Ces cabanes avaient été construites à l’origine pour loger de pauvres pécheurs ou ostréiculteurs ; mais le temps passant, elles se transformaient peu à peu en résidences tertiaires de riches avocats ou entrepreneurs pour lesquels il était du dernier chic de clamer haut et fort qu’ils passaient leurs vacances dans une pauvre masure de l’île aux Oiseaux ; ils oubliaient de préciser qu’en réalité, leurs ronflements nocturnes faisaient vibrer les murs de leurs luxueuses villas de premières lignes du Cap Ferret ou du Pyla et non ceux de leurs cabanes. Face à de tels candidats aux réseaux surdimensionnés, Ivan n’avait aucune chance, lui le chercheur solitaire naturellement enclin à se faire un ennemi de tout homme de pouvoir. Toute sa vie professionnelle avait été émaillée d’altercations avec ses supérieurs hiérarchiques, ce qui lui avait d’ailleurs valu le surnom d’Ivan le terrible. Il avait un besoin irrépressible de ramener ses patrons à ce qu’il estimait, à tord ou à raison, être leurs véritables valeurs et avait fait sienne la devise de Cyrano : « ne pas monter bien haut peut-être, mais tout seul ».

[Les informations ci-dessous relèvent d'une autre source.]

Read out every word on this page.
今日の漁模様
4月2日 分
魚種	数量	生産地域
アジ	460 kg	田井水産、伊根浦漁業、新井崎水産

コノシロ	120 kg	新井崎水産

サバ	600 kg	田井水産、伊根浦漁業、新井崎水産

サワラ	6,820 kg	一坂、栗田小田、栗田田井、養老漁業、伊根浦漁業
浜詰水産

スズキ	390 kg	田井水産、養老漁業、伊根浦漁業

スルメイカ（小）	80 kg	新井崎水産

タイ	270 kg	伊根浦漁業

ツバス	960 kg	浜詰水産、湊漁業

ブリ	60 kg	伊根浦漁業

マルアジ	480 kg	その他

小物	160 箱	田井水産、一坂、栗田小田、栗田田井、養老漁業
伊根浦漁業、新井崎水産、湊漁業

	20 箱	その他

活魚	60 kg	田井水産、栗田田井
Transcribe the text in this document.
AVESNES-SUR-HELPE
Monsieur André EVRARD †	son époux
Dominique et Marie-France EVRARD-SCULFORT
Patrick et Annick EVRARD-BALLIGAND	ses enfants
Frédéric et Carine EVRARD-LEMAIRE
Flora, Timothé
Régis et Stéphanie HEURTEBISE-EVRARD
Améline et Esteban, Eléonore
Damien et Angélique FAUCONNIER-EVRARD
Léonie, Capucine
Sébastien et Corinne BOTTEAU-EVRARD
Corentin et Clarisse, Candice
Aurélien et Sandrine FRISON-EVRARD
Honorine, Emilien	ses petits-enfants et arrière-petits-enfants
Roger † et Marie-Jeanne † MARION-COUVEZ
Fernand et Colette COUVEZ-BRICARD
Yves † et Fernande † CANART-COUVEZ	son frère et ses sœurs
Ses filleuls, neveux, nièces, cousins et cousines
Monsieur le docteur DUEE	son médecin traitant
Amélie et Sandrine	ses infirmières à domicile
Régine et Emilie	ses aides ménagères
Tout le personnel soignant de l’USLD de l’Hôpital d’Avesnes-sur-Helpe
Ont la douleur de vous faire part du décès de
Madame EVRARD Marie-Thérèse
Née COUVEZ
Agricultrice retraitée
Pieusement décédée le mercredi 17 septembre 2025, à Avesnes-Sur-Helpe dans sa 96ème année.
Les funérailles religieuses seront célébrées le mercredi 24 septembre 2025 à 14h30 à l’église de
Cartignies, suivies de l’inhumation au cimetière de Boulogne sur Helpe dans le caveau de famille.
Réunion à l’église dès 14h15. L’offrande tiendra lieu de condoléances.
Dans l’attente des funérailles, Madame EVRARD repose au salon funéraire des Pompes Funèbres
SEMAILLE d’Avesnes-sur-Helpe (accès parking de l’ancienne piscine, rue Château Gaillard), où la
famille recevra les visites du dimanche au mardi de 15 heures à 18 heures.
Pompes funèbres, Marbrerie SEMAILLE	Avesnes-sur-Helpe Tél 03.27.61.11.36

Pour toutes ces raisons, sa candidature permettait d’augurer autant de chances de succès que l’achat d’un billet de loto pour l’enrichissement d’un clochard ou d’un ex-voto pour le salut de l’âme d’un marin disparu. Sauf,...sauf s’il donnait un coup de pouce énergique au destin ; et quoi de plus énergique et efficace dans notre bas monde que le recours à la Camarde ? Après une petite heure de « tournicotage » cérébral, il trouva une solution simple ; bon sang, mais c’est bien sûr, comme aurait dit le commissaire à moustaches et à pipe de nos vieux écrans cathodiques, il lui fallait supprimer ses principaux concurrents; l’idée était toutefois un tantinet primaire et beaucoup plus facile à dire qu’à faire ; parmi les nombreux candidats à l’offre de location des cabanes, lesquels avaient le plus de chances de l’emporter ? Et un tel massacre serait-il moralement acceptable, même pour une noble cause? Bien sûr, quelques dizaines de destructeurs de la nature envoyés ad patres ne pouvait qu’être profitable à cette dernière ; mais cela aurait une efficacité epsilonesque pour un risque personnel monumental et il faudrait que l’inspecteur chargé de l’enquête soit plus stupide que l’inspecteur Clouzeau (que les jeunes lecteurs veuillent bien m’excuser pour cette nouvelle référence culturelle antédiluvienne) pour qu’il ne comprenne pas que le seul suspect potentiel de cette hécatombe était le seul candidat à la location encore en vie.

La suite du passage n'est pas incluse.